Discussion in 'Technical and Troubleshooting Torque' started by bullet21, Dec 3, 2007.

  1. I was riding to work 2 days ago and came to a red light. I pulled in the clutch and heard a click, the lever was loose and the bike stalled. I wheeled it of to the foot path to have a look and the clutch cable had snapped.

    Firstly, why does this happen? surely it cant be snapped from being overused right.

    Secondly how do you get it to the local bike shop so i can get it fixed?

    Finally what im really worried about is that one day my front brake cable is going to snap when i need it has anyone ever had this happen before?

    Thanks in advance.
  2. Cables break, thats just life.. but.. your front brake is cable operated? What are you riding.. a pushbike?
  3. Your brakes are a hydraulic system, no cable in there to snap.
  4. sorry im a newbie as you can see, what is the brake operated by?
  5. Perhaps you've mentioned it elsewhere, but I don't know what you're bike is. If the brake is a drum, it uses a cable, if a disc, it is uses hydraulic pressure just like on a modern car. It's not unusual for an old cable to snap - always good to replace old cables when you buy the bike, and service them with lube from time to time. You don't need to take it to the shop, just buy another cable (if they don't have the specific one for your bike, the wrecker can provide a new universal cable - take the snapped one with you). It's simple as pie to replace: just look at the old one and it will be self-evident (get the shop owner to explain it by pointing it out on one of his bikes). Five minute job! You'll probably find the clutch action much smoother and lighter with the new cable!


    • Like Like x 1
  6. to get it there - if i searched i couldn't find my own thread..... get it in neutral. start your bike. get the revs up. stomp it down into first. if you need to stop just use the kill switch.you don't need a clutch for riding. just for stopping.

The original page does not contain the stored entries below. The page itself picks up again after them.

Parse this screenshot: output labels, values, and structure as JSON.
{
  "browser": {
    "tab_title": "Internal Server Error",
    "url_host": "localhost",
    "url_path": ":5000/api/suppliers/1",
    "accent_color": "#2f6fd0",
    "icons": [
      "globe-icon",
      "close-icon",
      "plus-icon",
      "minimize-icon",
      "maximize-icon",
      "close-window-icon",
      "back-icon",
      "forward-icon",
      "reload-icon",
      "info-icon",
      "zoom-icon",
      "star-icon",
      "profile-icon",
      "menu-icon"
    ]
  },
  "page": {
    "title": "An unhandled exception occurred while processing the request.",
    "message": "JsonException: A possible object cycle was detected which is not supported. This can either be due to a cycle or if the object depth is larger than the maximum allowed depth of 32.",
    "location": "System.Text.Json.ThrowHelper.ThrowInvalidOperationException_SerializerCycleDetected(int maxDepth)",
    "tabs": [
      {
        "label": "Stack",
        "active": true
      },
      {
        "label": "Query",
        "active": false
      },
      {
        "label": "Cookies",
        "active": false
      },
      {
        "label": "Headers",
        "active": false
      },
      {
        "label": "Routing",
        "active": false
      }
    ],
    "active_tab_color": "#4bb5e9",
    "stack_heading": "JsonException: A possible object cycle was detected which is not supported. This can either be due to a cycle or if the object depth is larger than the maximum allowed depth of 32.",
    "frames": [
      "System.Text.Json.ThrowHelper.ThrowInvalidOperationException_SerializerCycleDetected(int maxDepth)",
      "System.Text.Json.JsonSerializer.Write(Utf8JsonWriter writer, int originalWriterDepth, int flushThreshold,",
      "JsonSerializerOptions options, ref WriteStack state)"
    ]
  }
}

  7. Abused, not over-used.

    Cables break because the nipple needs correct lubrication. You can tell when a cable is about to break - as you pull the lever in slowly you will feel a "clicking" motion rather than a smooth operation.

    That is because the nipple is not rotating smoothly in the lever. If it is clicking and it also looks well lubricated it simply has the wrong lubricant in there. Thoroughly clean the nipple and the recess in the lever if this is happening, then lube correctly.

    I use water resistant grease - just a little applied to the nipple before fitting it to the lever.

    Clutch (and throttle) cables need never break - that is just poor maintenance. :)


    Trevor G

    PS Some cables have a plastic or nylon sleeve over the inner wire cable to reduce drag - using the wrong lube on this type of cable can also cause the clicking which will break the cable at the nipple.
  8. shit, if someone told me this like 1 week ago, i would have been shearching for a thread like this. Felt the clicking occasionally last week, yesterday, BANG, and the clutch was gone

    O well, you learn something new everyday
  9. The last bike that had a front brake cable, that I know of, was the Kawasaki z1r
  10. It might be a late correction but...

    That is just the worst, most dangerously butcherous advice I have ever read!

    It's just plain stupid, and since this thread has revived, it needs to be corrected in case some innocent actually believes it. You can either crunch your gearbox or flip the bike if you try to put the above into practise.

    Correct method:

    With engine off and in gear, paddle with your feet as you press the starter button.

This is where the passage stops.